Thing is, what is N1+1? The language doesn’t know the type of N1, so it doesn’t know what + does. We could constrain N1 to a concrete type, and in that case there is potential to infer N1+1. But a consistent structure needs the + method to be pure or never change, which is not guaranteed. Types cannot change structure because there’s no good way to handle existing instances and compiled code. The straightforward rule is requiring every parameter to be provided rather than computed from others.
ComputedFieldTypes doesn’t have this issue because the @computed struct header is only a shorthand inner constructor, not an actual type.
julia> c::Int = -1; function impure_add(a, b) a+b+c end
impure_add (generic function with 1 method)

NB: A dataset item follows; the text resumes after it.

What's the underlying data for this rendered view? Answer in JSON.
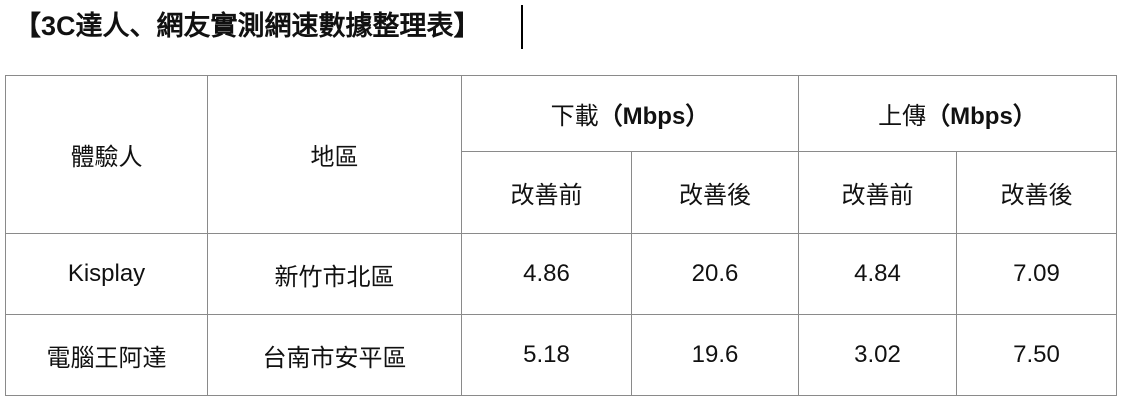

julia> @computed struct B{N1}
a::NTuple{impure_add(N1, 1), Int}
end
julia> fulltype(B{1})
B{1, 1}
julia> c::Int = 0; fulltype(B{1}) # now specifies another type
B{1, 2}
Since there isn’t an inner constructor with all the parameters, you must use the shorthand and be careful about what it means at a given moment, or else you get cryptic errors:
julia> B{1}((1,2))
B{1, 2}((1, 2))
julia> c::Int = 1; B{1}((1,2)) # if you don't adjust properly
ERROR: MethodError: Cannot `convert` an object of type
Tuple{Int64{},Int64{}} to an object of type
Tuple{Int64{},Int64{},Int64}